Ten Years Ago, the U.S. Also Delayed Arms Deliveries to Israel during Gaza Fighting

(Jerusalem Post) Lenny Ben-David - In the summer of 2014, after volleys of Hamas rockets from Gaza and Hamas's kidnapping and murder of three Israeli teenagers, the Israeli air force struck back. Seven weeks of war ensued. The Wall Street Journal reported that "White House and State Department officials [led] U.S. efforts to rein in Israel's military campaign in the Gaza Strip." "Tensions really started to flare after Israel launched Gaza ground operations on July 17, 2014, and the civilian death toll started to rise sharply, prompting U.S. officials to complain that Israel wasn't showing enough restraint. Israeli officials rejected that notion, saying Hamas was using civilians as human shields." "On July 20, Israel's defense ministry asked the U.S. military for a range of munitions, including 120-mm mortar shells and 40-mm illuminating rounds, which were already kept stored at a pre-positioned weapons stockpile in Israel. According to Israeli and congressional officials, the Pentagon's Defense Security Cooperation Agency was about to release an initial batch of [precision helicopter-fired] Hellfire missiles. The Pentagon immediately put it on hold." "Top White House officials instructed...agencies to consult with policymakers at the White House and the State Department before approving any additional requests. The White House and State Department would require approval for even routine munitions requests by Israel, officials say.
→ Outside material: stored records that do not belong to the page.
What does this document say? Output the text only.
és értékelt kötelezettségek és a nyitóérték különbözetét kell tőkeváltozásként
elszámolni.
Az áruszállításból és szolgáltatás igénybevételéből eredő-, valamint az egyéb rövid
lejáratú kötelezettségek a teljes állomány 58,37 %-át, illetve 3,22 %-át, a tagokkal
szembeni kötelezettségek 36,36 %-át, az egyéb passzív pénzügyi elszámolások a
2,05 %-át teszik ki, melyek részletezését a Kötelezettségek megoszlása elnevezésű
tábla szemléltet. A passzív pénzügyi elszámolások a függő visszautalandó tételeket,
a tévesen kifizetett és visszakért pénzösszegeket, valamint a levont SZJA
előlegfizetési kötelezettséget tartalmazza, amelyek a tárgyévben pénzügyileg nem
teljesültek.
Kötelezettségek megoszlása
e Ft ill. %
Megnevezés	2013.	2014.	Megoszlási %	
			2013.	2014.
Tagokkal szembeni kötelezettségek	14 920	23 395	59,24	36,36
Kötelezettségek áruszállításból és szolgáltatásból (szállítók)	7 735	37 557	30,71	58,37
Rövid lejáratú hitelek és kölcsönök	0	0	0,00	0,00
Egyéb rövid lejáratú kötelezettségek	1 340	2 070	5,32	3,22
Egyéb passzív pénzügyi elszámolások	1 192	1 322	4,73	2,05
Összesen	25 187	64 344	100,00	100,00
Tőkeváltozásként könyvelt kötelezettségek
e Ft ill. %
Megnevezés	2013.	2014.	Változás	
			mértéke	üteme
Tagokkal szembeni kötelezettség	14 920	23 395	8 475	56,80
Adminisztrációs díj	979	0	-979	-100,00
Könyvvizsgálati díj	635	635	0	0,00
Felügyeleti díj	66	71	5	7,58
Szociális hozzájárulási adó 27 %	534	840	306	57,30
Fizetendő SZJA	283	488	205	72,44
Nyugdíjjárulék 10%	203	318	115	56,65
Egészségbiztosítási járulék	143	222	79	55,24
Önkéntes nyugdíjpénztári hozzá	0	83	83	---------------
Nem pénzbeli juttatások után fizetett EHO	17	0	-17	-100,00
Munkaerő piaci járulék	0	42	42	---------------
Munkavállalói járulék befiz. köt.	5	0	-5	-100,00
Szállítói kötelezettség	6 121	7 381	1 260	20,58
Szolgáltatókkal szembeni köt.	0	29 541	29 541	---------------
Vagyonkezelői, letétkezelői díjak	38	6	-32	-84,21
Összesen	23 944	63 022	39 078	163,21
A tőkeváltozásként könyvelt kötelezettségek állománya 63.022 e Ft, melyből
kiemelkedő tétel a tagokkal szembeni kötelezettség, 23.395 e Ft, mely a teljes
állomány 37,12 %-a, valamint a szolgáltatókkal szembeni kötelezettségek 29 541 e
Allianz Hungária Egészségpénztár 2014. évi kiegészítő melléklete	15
Instead of being handled as a military-to-military matter, each case was subject to review - slowing the approval process and signaling to Israel that military assistance, once taken for granted, [was] now under closer scrutiny." The writer, former Deputy Chief of Mission in Israel's Washington Embassy, is Director of the Institute for U.S.-Israel Relations at the Jerusalem Center for Foreign Affairs.